No significant spikes at seasonal lags in the ACF plot of adjusted data
Ljung-Box test p-value > 0.05 (no autocorrelation)
Normally distributed residuals
Removed seasonal component showing clear, stable patterns

Practical Applications and Best Practices

Choose your method based on your needs:

STL: Default choice for most applications.

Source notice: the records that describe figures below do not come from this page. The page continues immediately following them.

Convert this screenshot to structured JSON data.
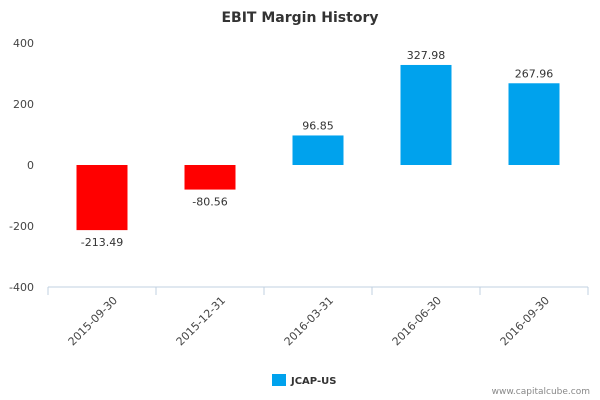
{
  "chart_data": {
    "type": "bar",
    "title": "EBIT Margin History",
    "xlabel": "",
    "ylabel": "",
    "categories": [
      "2015-09-30",
      "2015-12-31",
      "2016-03-31",
      "2016-06-30",
      "2016-09-30"
    ],
    "series": [
      {
        "name": "JCAP-US",
        "values": [
          -213.49,
          -80.56,
          96.85,
          327.98,
          267.96
        ]
      }
    ],
    "data_labels": [
      "-213.49",
      "-80.56",
      "96.85",
      "327.98",
      "267.96"
    ],
    "ylim": [
      -400,
      400
    ],
    "yticks": [
      400,
      200,
      0,
      -200,
      -400
    ],
    "grid": false,
    "legend_position": "bottom-center",
    "colors": {
      "positive": "#00a2ed",
      "negative": "#ff0000"
    }
  },
  "credit": "www.capitalcube.com"
}
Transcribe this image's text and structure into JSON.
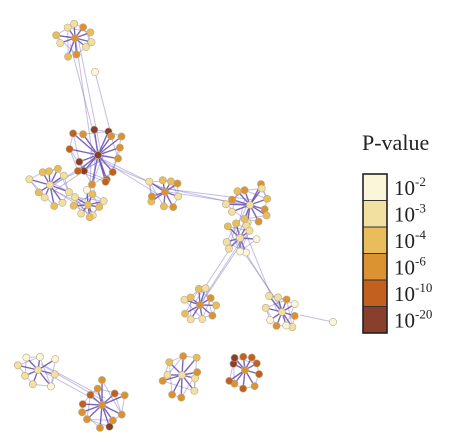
{
  "legend": {
    "title": "P-value",
    "entries": [
      {
        "base": "10",
        "exponent": "-2",
        "color": "#fbf6d9"
      },
      {
        "base": "10",
        "exponent": "-3",
        "color": "#f2e0a0"
      },
      {
        "base": "10",
        "exponent": "-4",
        "color": "#e8bd5a"
      },
      {
        "base": "10",
        "exponent": "-6",
        "color": "#db9332"
      },
      {
        "base": "10",
        "exponent": "-10",
        "color": "#c1601f"
      },
      {
        "base": "10",
        "exponent": "-20",
        "color": "#8a3e2c"
      }
    ]
  }
}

Flexible, robust, handles outliers.
Classical decomposition: Quick exploratory analysis, educational purposes.
X-13ARIMA-SEATS: Official statistics, complex calendar effects, regulatory requirements.

Handle edge cases:

For multiple seasonal patterns (daily + weekly + yearly), use MSTL (Multiple STL):

from statsmodels.tsa.seasonal import MSTL

# Example: hourly data with daily and weekly seasonality
mstl = MSTL(hourly_data, periods=[24, 168]).fit()  # 24 hours, 168 hours/week
adjusted_hourly = hourly_data - mstl.seasonal

End-to-end pipeline:

def seasonal_adjustment_pipeline(data, target_col, seasonal_period=12, method='stl'):
    """
    Complete pipeline: load, adjust, forecast, compare
    """
    # 1. Seasonal adjustment
    if method == 'stl':
        decomposition = STL(data[target_col], seasonal=seasonal_period+1, robust=True).fit()
        adjusted = data[target_col] - decomposition.seasonal
    
    # 2. Split train/test
    train_size = int(len(data) * 0.8)
    train_orig = data[target_col][:train_size]
    train_adj = adjusted[:train_size]
    test = data[target_col][train_size:]
    
    # 3. Simple forecast comparison (naive: last year's value)
    from sklearn.metrics import mean_absolute_error, mean_squared_error
    
    # Forecast without adjustment
    forecast_orig = train_orig.iloc[-seasonal_period:].values
    
    # Forecast with adjustment + re-seasonalize
    forecast_adj = train_adj.iloc[-seasonal_period:].values + decomposition.seasonal[-seasonal_period:].values
    
    # 4. Evaluate
    mae_orig = mean_absolute_error(test[:seasonal_period], forecast_orig)
    mae_adj = mean_absolute_error(test[:seasonal_period], forecast_adj)
    
    print(f"MAE without adjustment: {mae_orig:.2f}")
    print(f"MAE with adjustment: {mae_adj:.2f}")
    print(f"Improvement: {((mae_orig - mae_adj) / mae_orig * 100):.1f}%")
    
    return adjusted, decomposition

# Run pipeline
adjusted_series, decomp = seasonal_adjustment_pipeline(df, 'sales', seasonal_period=12)

Seasonal adjustment is not optional for time series analysis—it’s fundamental. Start with STL, validate thoroughly, and always compare results with and without adjustment to understand its impact on your specific use case.